Telegraph Journalist of Maltese Ancestry Speaks about the Destruction of British Heritage

From Admiral Rooke’s seizure of Gibraltar in 1704 to the lowering of the Union Jack at Fort St Angelo in March 1979, a string of stations ran from the Pillars of Hercules to the Levant – Minorca, Malta, the Ionian Islands, briefly Sicily, finally Cyprus – which gave the inland sea the character of a British mare nostrum.

These were vital ports and harbours allowing the Royal Navy to protect the routes to India, southern Europe, and North Africa. And the commercial and maritime genius of the British people was no less manifested in their Mediterranean empire. As G.F. Leckie observed in 1808, the British should “form for ourselves an insular empire, complete in its parts, and sufficient to itself”.
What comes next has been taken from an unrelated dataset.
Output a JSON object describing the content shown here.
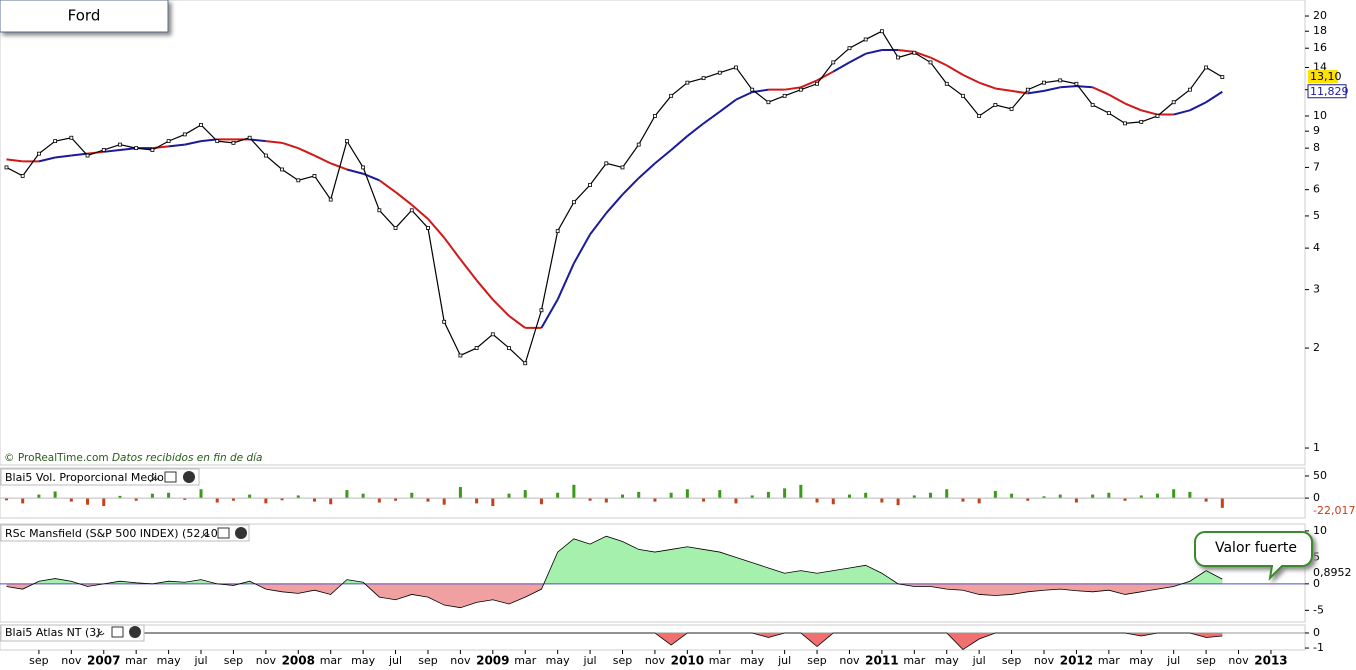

How times have changed. For those acquainted with the depressing recent record of Maltese attitudes to the island’s British past, the news last week was hardly surprising. Malta’s planning commissars rejected the final appeal against the demolition of the Chambray Barracks: an imposing nineteenth-century sandstone range built within the Knights’ old fort to house British soldiers and their families. The arcaded façade will be lifted off, and its mangled remains will be “incorporated” – that euphemism for taxidermy again – into a five-star hotel.

The same logic operates a few hundred miles to the east. Since the March drone strike on RAF Akrotiri, Cypriot president Christodoulides has called for a renegotiation of the sovereign base areas. Tellingly, he described the bases as “a colonial consequence”. Quite how long the Ministry of Defence’s position that sovereignty is not on the table holds, in the age of post-Chagos imagination, is anyone’s guess.

British history in the Mediterranean is not often rhapsodised. And yet, beyond its strategic and naval importance, this was an area of remarkable literary fertility and outstanding characters.

Coleridge served, in an opium-shaded interlude, as Public Secretary in the British administration of Malta in 1805; the dissolute Lord Byron died at Missolonghi nineteen years later for a Greek state which the Royal Navy was already half-creating; Edward Lear filled his Corfiot years with watercolours that remain the loveliest record of any British colonial possession; Lawrence Durrell found in Kalami the ancient Corcyra of Prospero’s Cell, in Rhodes his Marine Venus, and in Bellapais the bitterest of his lemons; Patrick Leigh Fermor walked the Mani with a notebook and, on a darker night, drove past twenty-two German checkpoints in occupied Heraklion in a kidnapped general’s staff car.

The barren landscape produced a particular British type – sun-scorched, philhellene, often slightly disreputable, fluent in three languages and at home in none. A type that is now tragically extinct.

The long shadow of the world which produced that type is slowly vanishing too. Gozo is no longer the isle of Lear’s watercolours or of the young Prince Philip’s first married years. Today it is simply another stretch of coast given over to poured concrete and infinity pools.

The same is happening to Limassol, to Larnaca and to Valletta itself, where the city my Maltese ancestors knew – the King’s Own Band Club, the Anglo-Maltese Union Bar, the marble Queen Victoria – feels increasingly like a museum exhibit awaiting its boutique-hotel conversion.

The British Mediterranean is perhaps in its closing chapter. But as we turn the final pages, it is worth knowing what is being lost at Chambray, and watching what happens next at Akrotiri. For nearly three centuries the British were not only the people of the Atlantic archipelago. They were also a people of the middle sea; and what an extraordinary set of people they were.